08/04/2005

Mauvais payeur ou locataire "emm..." ?

LE SOIR

Mauvais payeur ou locataire « emm... » ?

M. Lembo dit « payer » son militantisme engagé dans le comité des locataires. Et conteste le montant des charges et loyer. Toit et Moi s'en réfère à la justice, qui lui donne raison.

C 'est la parole de l'un contre celle de l'autre, version pot de terre versus pot de fer. D'un côté, Michele Lembo, 53 ans, domicilié depuis octobre 2000 à la Résidence des Tours, 5/D, à Ghlin.
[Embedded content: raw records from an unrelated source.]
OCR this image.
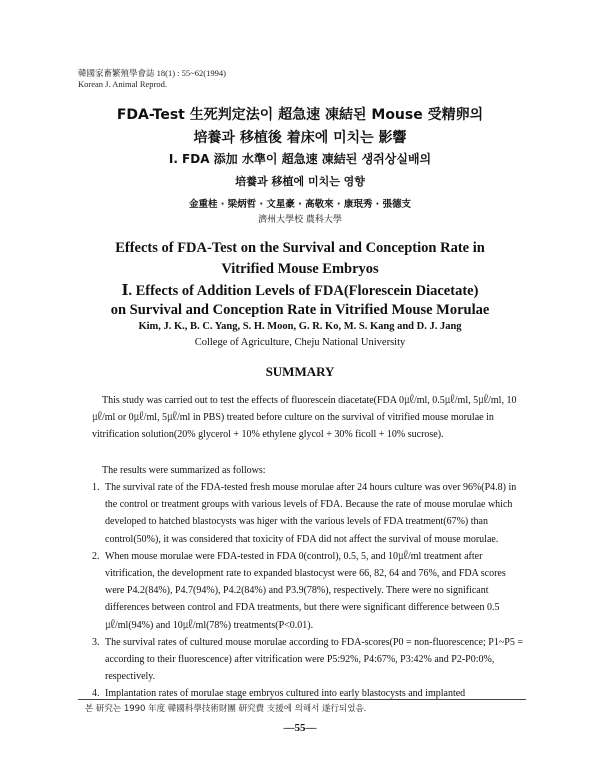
韓國家畜繁殖學會誌 18(1) : 55~62(1994)
Korean J. Animal Reprod.
FDA-Test 生死判定法이 超急速 凍結된 Mouse 受精卵의
培養과 移植後 着床에 미치는 影響
Ⅰ. FDA 添加 水準이 超急速 凍結된 생쥐상실배의
培養과 移植에 미치는 영향
金重桂 · 梁炳哲 · 文星豪 · 高敬來 · 康珉秀 · 張德支
濟州大學校 農科大學
Effects of FDA-Test on the Survival and Conception Rate in
Vitrified Mouse Embryos
Ⅰ. Effects of Addition Levels of FDA(Florescein Diacetate)
on Survival and Conception Rate in Vitrified Mouse Morulae
Kim, J. K., B. C. Yang, S. H. Moon, G. R. Ko, M. S. Kang and D. J. Jang
College of Agriculture, Cheju National University
SUMMARY
This study was carried out to test the effects of fluorescein diacetate(FDA 0㎕/ml, 0.5㎕/ml, 5㎕/ml, 10㎕/ml or 0㎕/ml, 5㎕/ml in PBS) treated before culture on the survival of vitrified mouse morulae in vitrification solution(20% glycerol + 10% ethylene glycol + 30% ficoll + 10% sucrose).
The results were summarized as follows:
1. The survival rate of the FDA-tested fresh mouse morulae after 24 hours culture was over 96%(P4.8) in the control or treatment groups with various levels of FDA. Because the rate of mouse morulae which developed to hatched blastocysts was higer with the various levels of FDA treatment(67%) than control(50%), it was considered that toxicity of FDA did not affect the survival of mouse morulae.
2. When mouse morulae were FDA-tested in FDA 0(control), 0.5, 5, and 10㎕/ml treatment after vitrification, the development rate to expanded blastocyst were 66, 82, 64 and 76%, and FDA scores were P4.2(84%), P4.7(94%), P4.2(84%) and P3.9(78%), respectively. There were no significant differences between control and FDA treatments, but there were significant difference between 0.5㎕/ml(94%) and 10㎕/ml(78%) treatments(P<0.01).
3. The survival rates of cultured mouse morulae according to FDA-scores(P0 = non-fluorescence; P1~P5 = according to their fluorescence) after vitrification were P5:92%, P4:67%, P3:42% and P2-P0:0%, respectively.
4. Implantation rates of morulae stage embryos cultured into early blastocysts and implanted
본 研究는 1990 年度 韓國科學技術財團 研究費 支援에 의해서 遂行되었음.
—55—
De l'autre, son propriétaire, l'immobilière sociale Toit et Moi.

Et, entre les deux, un jugement prononcé le 21 décembre 2004 au premier canton de la justice de Paix de Mons qui condamne le premier à payer 1.642,82 euros d'arriérés de loyers et de charges à la seconde. Et qui autorise, en sus, cette dernière à expulser le locataire à dater du 31 décembre 2004. C'est finalement ce mardi à 13 h 30 que doit avoir lieu l'expulsion. Michele Lembo la conteste avec acharnement. Il a multiplié les mails et les appels aux médias. Hier, avec l'appui de l'Observatoire national de l'habitat et de l'urbanisme (Onhu), il manifestait devant le cabinet du ministre régional du Logement, à Namur. Toit et moi cherche à se débarrasser d'un gêneur, en conclut le locataire qui dit « payer » son investissement au sein du Comité représentatif des locataires des tours de Ghlin et sans doute aussi, c'est lui qui le dit, son appartenance à Écolo. Il paraîtrait que l'ex-Sorelobo veut des locataires bien dociles, glisse-t-il.

Or, lui conteste non seulement le loyer maximum qui lui est réclamé - parce qu'il n'aurait pas rentré à temps les documents nécessaires pour bénéficier du loyer social - mais aussi le montant, qu'il juge prohibitif, des charges réclamées aux locataires. Il avait même obtenu du médiateur de la Région wallonne de pouvoir aller contrôler le décompte de ces charges locatives... juste avant de recevoir son avis d'expulsion !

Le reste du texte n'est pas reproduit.